Oscar 2017: Mesmo com falhas, Até o Último Homem marca a volta por cima de Mel Gibson

Na última década, Mel Gibson viu seu estrelato ruir. Dono de uma personalidade forte e temperamento difícil, ele se afundou nas drogas e no álcool, o que resultou em acusações de violência doméstica e discursos antissemitas. Hollywood não deixou barato e ele perdeu inúmeros contratos e amigos, virou aquilo que se chama de persona non grata na indústria.

Depois de alguns filmes fracassos como ator (Plano de Fuga e O Fim da Escuridão) e dez anos depois de seu último projeto como diretor (o ótimo Apocalypto), o australiano está de volta, disposto a tentar o perdão da galera toda. E parece que conseguiu.

Seu novo trabalho se chama Até o Último Homem, baseado em fatos reais, se passa durante a Segunda Guerra, onde Desmond Doss se recusa a pegar em uma arma e matar pessoas, porém, durante a Batalha de Okinawa ele trabalha na ala médica e salva mais de 50 homens e é o primeiro Opositor Consciente da história norte-americana a ser condecorado.

Gibson não deixou de lado seu conservadorismo e suas crenças. Mas é perceptível que seu extremismo ficou um tanto quanto mais sutil neste filme. A Paixão de Cristo, por exemplo, exagerava no tratamento aos judeus. Aqui, o protagonista enfrenta seus algozes, mas em nenhum momento eles são tratados como os vilões. Os argumentos usados para criticarem o garoto religioso tem um embasamento.

Outra coisa que Gibson não perdeu foi sua mão ao dirigir. A primeira parte do filme é um drama bem estruturado que demora para se desenrolar, mas é no segundo ato que ele mostra todo seu potencial em uma sequência de guerra absurdamente forte. A imersão no ambiente hostil é completa e faz com que o espectador perca o ar. São planos alternados entre abertos e fechados que mostram tanto a grandeza de um combate, quanto o desespero de se estar ali. Tudo parece ser real e muito cru. As técnicas de mixagem e efeitos visuais ajudam muito no desempenho das cenas.

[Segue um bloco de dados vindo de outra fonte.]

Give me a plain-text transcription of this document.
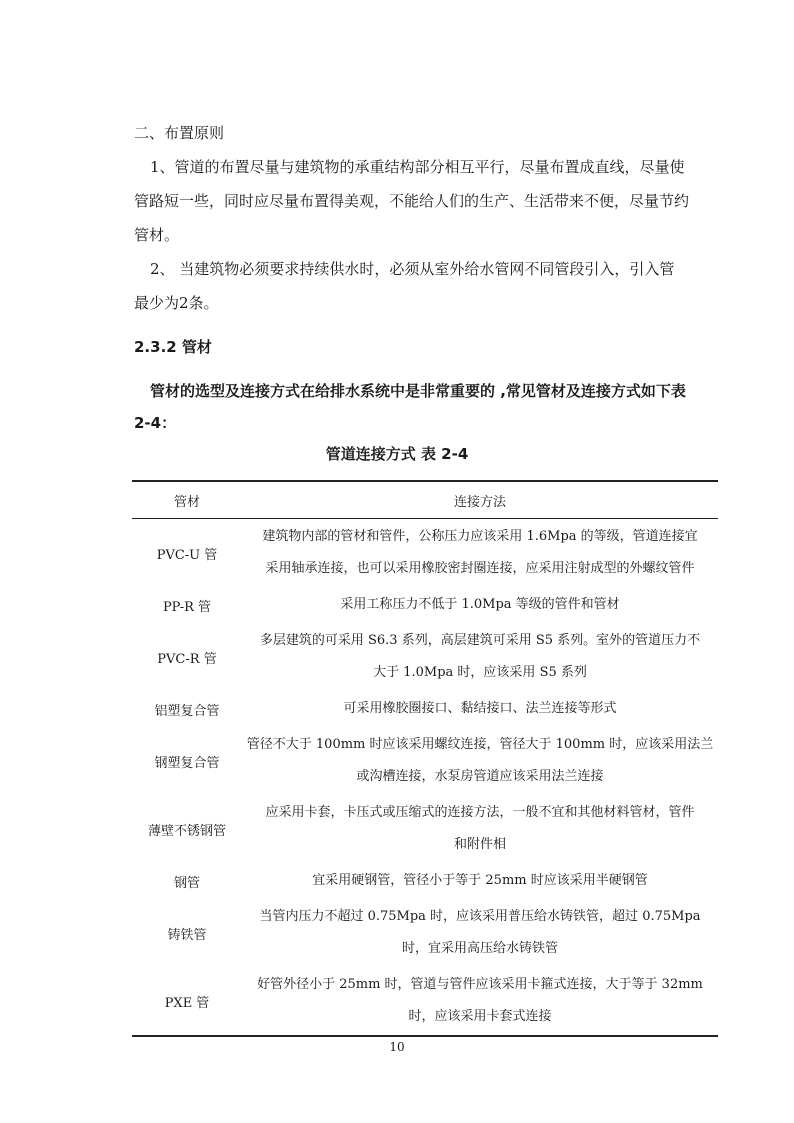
二、布置原则

1、管道的布置尽量与建筑物的承重结构部分相互平行，尽量布置成直线，尽量使

管路短一些，同时应尽量布置得美观，不能给人们的生产、生活带来不便，尽量节约

管材。

2、 当建筑物必须要求持续供水时，必须从室外给水管网不同管段引入，引入管

最少为2条。

2.3.2 管材

管材的选型及连接方式在给排水系统中是非常重要的 ,常见管材及连接方式如下表

2-4：

管道连接方式 表 2-4
管材	连接方法
PVC-U 管	建筑物内部的管材和管件，公称压力应该采用 1.6Mpa 的等级，管道连接宜
采用轴承连接，也可以采用橡胶密封圈连接，应采用注射成型的外螺纹管件

PP-R 管	采用工称压力不低于 1.0Mpa 等级的管件和管材

PVC-R 管	多层建筑的可采用 S6.3 系列，高层建筑可采用 S5 系列。室外的管道压力不
大于 1.0Mpa 时，应该采用 S5 系列

铝塑复合管	可采用橡胶圈接口、黏结接口、法兰连接等形式

钢塑复合管	管径不大于 100mm 时应该采用螺纹连接，管径大于 100mm 时，应该采用法兰
或沟槽连接，水泵房管道应该采用法兰连接

薄壁不锈钢管	应采用卡套，卡压式或压缩式的连接方法，一般不宜和其他材料管材，管件
和附件相

钢管	宜采用硬钢管，管径小于等于 25mm 时应该采用半硬钢管

铸铁管	当管内压力不超过 0.75Mpa 时，应该采用普压给水铸铁管，超过 0.75Mpa
时，宜采用高压给水铸铁管

PXE 管	好管外径小于 25mm 时，管道与管件应该采用卡箍式连接，大于等于 32mm
时，应该采用卡套式连接
10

No entanto, o maior problema do filme está em seu discurso religioso, pró-guerra e nacionalista. Se por um lado ele se baseia em bons argumentos na hora de mostrar seus opositores, por outro, o diretor abusa do discurso positivo do protagonista. Há alguns momentos em que o roteiro quer realizar uma espécie de conversão religiosa ao seu público. Quanto à guerra, há uma entonação um tanto quanto perigosa para os dias atuais. Esse lance de que “Não aguento ver as pessoas lutando por mim enquanto estou em casa” pode até retratar uma época, mas para a atualidade vale também. Intencional ou não, soa bem pretensioso.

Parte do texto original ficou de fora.